Резко выгружаюсь из рассуждений практическим заданием. Хорошо, что разговор с Нинель вспомнила. Срочно нужно узнать, что такое «уремическая интоксикация». Не от жажды познаний – из тщеславия. Быть глупее Нинель мне непозволительно. Хоть высшее филологическое и не получала, должна, всё же, держаться на уровне.

– Никому, говорю, не рассказывай! – снова кричит товарищ Мамочкин из коридора. Решил, видимо, что я уже забыла. На этот раз обошлось без взломов. Прильнул губами к дверной щели и орёт.
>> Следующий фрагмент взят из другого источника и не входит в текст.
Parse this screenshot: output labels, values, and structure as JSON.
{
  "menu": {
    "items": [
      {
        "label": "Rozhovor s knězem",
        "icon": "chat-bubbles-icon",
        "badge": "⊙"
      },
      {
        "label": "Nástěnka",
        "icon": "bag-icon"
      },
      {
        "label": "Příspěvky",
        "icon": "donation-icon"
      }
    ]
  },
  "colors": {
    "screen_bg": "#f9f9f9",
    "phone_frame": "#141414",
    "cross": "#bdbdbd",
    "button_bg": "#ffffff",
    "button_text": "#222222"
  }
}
Что ты будешь делать? И жалко старика и невыносимо с ним нянчиться… Ощущаю стыд: ну что я раздражаюсь против старика? Ответно припадаю губами к дверной щели, ёжусь от стреляющей в упор струйки холодного воздуха, набираю полную грудь и вежливо ору Мамочкину в самое горло:

– Не волнуйтесь, товарищ Мамочкин, никому ни словечка про вас не скажу! Не переживайте! Спать идите!

Послушно успокоившийся старик, шаркая, исчезает в глОтке нашего коммунального коридора.
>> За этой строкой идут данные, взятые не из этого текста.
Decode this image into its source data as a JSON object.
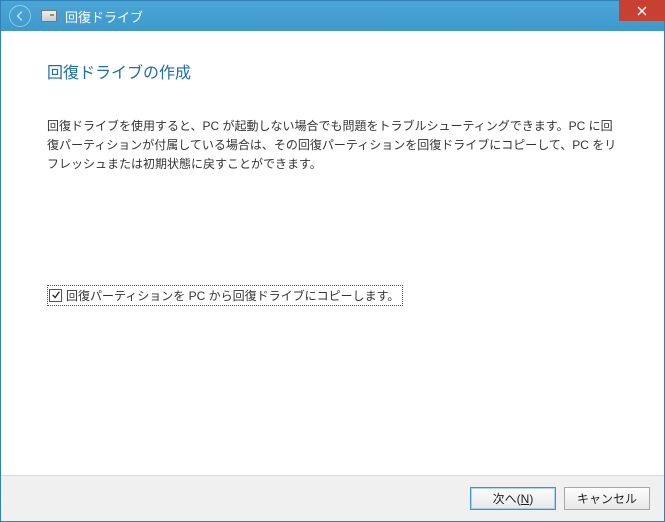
{
  "titlebar": {
    "title": "回復ドライブ"
  },
  "content": {
    "heading": "回復ドライブの作成",
    "body": "回復ドライブを使用すると、PC が起動しない場合でも問題をトラブルシューティングできます。PC に回復パーティションが付属している場合は、その回復パーティションを回復ドライブにコピーして、PC をリフレッシュまたは初期状態に戻すことができます。",
    "checkbox_label": "回復パーティションを PC から回復ドライブにコピーします。",
    "checkbox_checked": true
  },
  "footer": {
    "next_label_prefix": "次へ(",
    "next_label_key": "N",
    "next_label_suffix": ")",
    "cancel_label": "キャンセル"
  }
}
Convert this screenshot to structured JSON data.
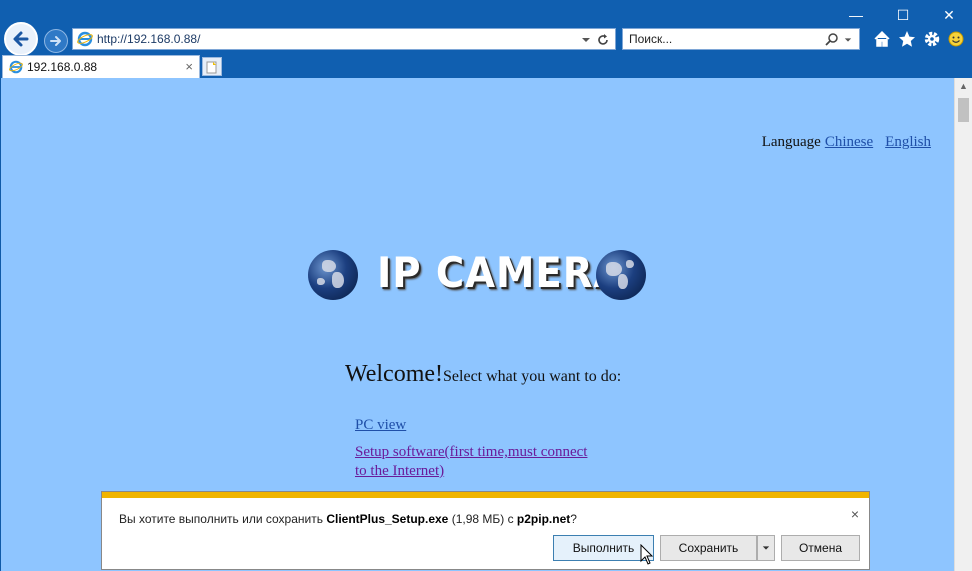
{
  "window": {
    "minimize": "—",
    "maximize": "☐",
    "close": "✕"
  },
  "address_bar": {
    "url": "http://192.168.0.88/"
  },
  "search": {
    "placeholder": "Поиск..."
  },
  "tab": {
    "title": "192.168.0.88",
    "close": "×"
  },
  "page": {
    "language_label": "Language",
    "lang_chinese": "Chinese",
    "lang_english": "English",
    "logo_text": "IP CAMERA",
    "welcome_big": "Welcome!",
    "welcome_small": "Select what you want to do:",
    "link_pc_view": "PC view",
    "link_setup_line1": "Setup software(first time,must connect",
    "link_setup_line2": "to the Internet)"
  },
  "download_bar": {
    "msg_prefix": "Вы хотите выполнить или сохранить ",
    "filename": "ClientPlus_Setup.exe",
    "msg_size": " (1,98 МБ) с ",
    "host": "p2pip.net",
    "msg_suffix": "?",
    "run": "Выполнить",
    "save": "Сохранить",
    "cancel": "Отмена",
    "close": "×"
  },
  "colors": {
    "page_bg": "#8ec5ff",
    "chrome_bg": "#105fb0",
    "link_blue": "#1f4fa8",
    "link_visited": "#6a1b9a",
    "download_stripe": "#f0b400"
  },
  "icons": [
    "back-arrow-icon",
    "forward-arrow-icon",
    "ie-icon",
    "dropdown-icon",
    "refresh-icon",
    "search-icon",
    "home-icon",
    "favorites-star-icon",
    "settings-gear-icon",
    "smiley-feedback-icon",
    "new-tab-icon",
    "globe-icon",
    "cursor-icon"
  ]
}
Я снова погружаюсь в воду, размышления, и свою беспричинную, всё нарастающую тревогу. Подведём-ка итоги последних дней… Итак, ничего нового о Цветаевой я так и не узнала. А ведь на маму, собственно, была вся надежда. Она всю эту кашу заварила, ей бы и разгребать…

Когда-то, в период моего подросткового становления, я, как и положено, страшно скандалила с родителями. Тогда я уже жила здесь, то есть у бабушки, и отношения с маман уже переросли в ту безмерно болезненную любовь, когда люди не умеют жить ни вместе, ни порознь. Долго не видеть друг друга мы не могли: задыхались от кучи невысказанного, которой поделиться можно только друг с другом, потому как куча эта совсем личная и трудно объясняемая посторонним. Общаться часто тоже не могли: доводили друг друга до слёз малейшим невниманием и совершенно не могли разговаривать из-за этих вечных обоюдных упрёков. Отчётливо помню насыщенный запахами летний вечер того периода. Мы с маман сидим на крыльце веранды. Я демонстративно курю, она игнорирует эту демонстрацию и смотрит прямо перед собой, уязвлённая каким-то очередным моим трактатом о пользе жизни без родителей. Я продолжаю разглагольствовать, а маман перебивает резко. Полушёпотом, ничуть не стесняясь уже привычно влажных во время моих приездов глаз, улыбается одними губами и задумчиво произносит: «Знаешь, а вот Цветаева повесилась, когда сын сказал, что она ему не нужна». Что было дальше, не помню. Наверняка помирились, поплакали хором о такой дурацкой нашей неспособности общаться. А фраза запомнилась и всплыла в памяти, как только я взялась за Рукопись. К статье о смерти Цветаевой эта информация была бы очень интересна… Собственно, истекшие выходные были принесены в жертву решению этого вопроса. Я поехала к маман спрашивать и осталась ни с чем. Маман о том нашем разговоре категорически не помнит и про источник информации сказать ничего не может: «Может, я сама это придумала, а может, и вычитала где. Выбрось из головы. Ты же претендуешь на объективность – вот и руководствуйся только проверенными фактами». Я взвыла мысленно и дала себе очередной зарок на важные темы с домашними не разговаривать. Как про меня такое можно думать?! На объективность Рукописи я никогда не претендовала. Антология смерти не может быть объективной – как можно объективно писать о том, к чему неравнодушен?!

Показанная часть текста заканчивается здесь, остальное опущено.